I cleaned the throttle body on my '07 Denali last year and even after the initial relearn procedure, it took at least another 1000 miles of driving before it was completely back to normal. Before that, it would idle itself up to about 30mph from a stop in gear and it would feel like you were giving some gas when slowing to a stop.
Well over the weekend I pulled the TB and looked at those gears, there is no indication or timing marks to indicate that they must be synced at a certain clocked position. And IMO there should be no need to as long as the butterfly is in it's centered spring loaded position then it should not matter what position the intermediate gear is in. So anybody finding their selves in that position need not worry about that even though there is a tech write up that comes in Google search that states "if the intermediate gear falls out order a new TB unit." I call total bull on that statement unless the gear is somehow damaged from the impact of the fall.
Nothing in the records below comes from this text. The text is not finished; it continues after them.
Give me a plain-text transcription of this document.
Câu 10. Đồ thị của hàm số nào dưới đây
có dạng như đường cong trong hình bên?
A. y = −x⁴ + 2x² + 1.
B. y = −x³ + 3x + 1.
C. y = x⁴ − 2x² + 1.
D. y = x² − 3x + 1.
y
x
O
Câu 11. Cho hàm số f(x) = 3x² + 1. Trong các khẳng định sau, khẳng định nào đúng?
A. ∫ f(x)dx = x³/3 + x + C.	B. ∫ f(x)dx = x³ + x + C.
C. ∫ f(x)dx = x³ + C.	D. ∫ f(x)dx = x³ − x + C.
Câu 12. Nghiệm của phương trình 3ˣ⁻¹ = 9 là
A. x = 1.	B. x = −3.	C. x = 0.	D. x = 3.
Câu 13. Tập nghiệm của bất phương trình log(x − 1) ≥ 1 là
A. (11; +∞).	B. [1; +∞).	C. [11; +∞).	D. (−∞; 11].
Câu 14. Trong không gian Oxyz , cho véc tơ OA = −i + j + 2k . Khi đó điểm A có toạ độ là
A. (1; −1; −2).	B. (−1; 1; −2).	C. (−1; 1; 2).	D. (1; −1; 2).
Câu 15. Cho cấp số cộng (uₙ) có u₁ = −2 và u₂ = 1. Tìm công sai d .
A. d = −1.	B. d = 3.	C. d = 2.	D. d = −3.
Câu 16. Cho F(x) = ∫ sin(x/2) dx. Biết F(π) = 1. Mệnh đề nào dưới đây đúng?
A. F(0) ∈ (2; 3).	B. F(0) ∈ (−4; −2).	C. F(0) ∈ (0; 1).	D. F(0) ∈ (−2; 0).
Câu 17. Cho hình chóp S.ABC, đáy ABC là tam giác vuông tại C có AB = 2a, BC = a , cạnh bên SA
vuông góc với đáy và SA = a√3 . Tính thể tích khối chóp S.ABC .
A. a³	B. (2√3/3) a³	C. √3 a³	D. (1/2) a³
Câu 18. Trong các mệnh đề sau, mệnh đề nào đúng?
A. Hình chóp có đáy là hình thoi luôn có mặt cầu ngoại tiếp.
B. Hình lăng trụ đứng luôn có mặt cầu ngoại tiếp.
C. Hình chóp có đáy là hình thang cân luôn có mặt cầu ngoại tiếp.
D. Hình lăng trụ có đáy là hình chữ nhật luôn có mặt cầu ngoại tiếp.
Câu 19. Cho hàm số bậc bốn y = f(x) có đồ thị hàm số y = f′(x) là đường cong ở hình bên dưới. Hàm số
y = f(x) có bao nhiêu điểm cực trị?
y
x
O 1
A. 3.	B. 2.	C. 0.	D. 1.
That being said I was still paranoid a the time about it so I had 2 choices. Take it to a shop to have the Tech 2 scanner relearn the idle forcefully. Or buy a new TB unit and replace the one that was tampered with. Only shop in town is a Pep Boys and they are notorious for taking advantage of anybody they can in their service department. I actually sat at a red light reeling which way to go on this. I was afraid even if I took it in for re-calibration they would insist I replace the TB unit.
I took a chance and bought a new unit for $200 from an out of town Autozone. (Pep Boys did not show they even sold one for some reason.) I brought it home and installed and it did the same damn thing as the old one. And the standard re-learn procedure would not accept it.
Thus I was up some creek with no paddle and had no choice but to go to Pep Boys. I pulled right up to the service bays and walked past all the dumb looking ones and picked the guy with no uniform and covered in grease. Told him the situation and he said "I know how to relearn the idle with our machine for you."
Only problem was I had to wait 3 hours because he had 2 jobs ahead of me. I did not care, I wanted that man on the job and I waited. And he took care of it and it runs beautiful now. They charged me $60 bucks. I am now enjoying my Tahoe, my baby is ok now.
As Tim mentioned above the computer is so used to the caked up throttle body readings over the years that cleaning it drastically affects the idle settings in some situations, especially on my rig with 300 K on the clock. You can drive it forever and hope it eventually relearns, or do the re-learn at home procedure. But if that doesn't work I advise taking it to get reprogrammed for the $60 bucks and have peace of mind. I am a back yard mechanic living pay check to pay check so I hope this info helps anybody else in a similar situation. Definitely was a frustrating and expensive lesson.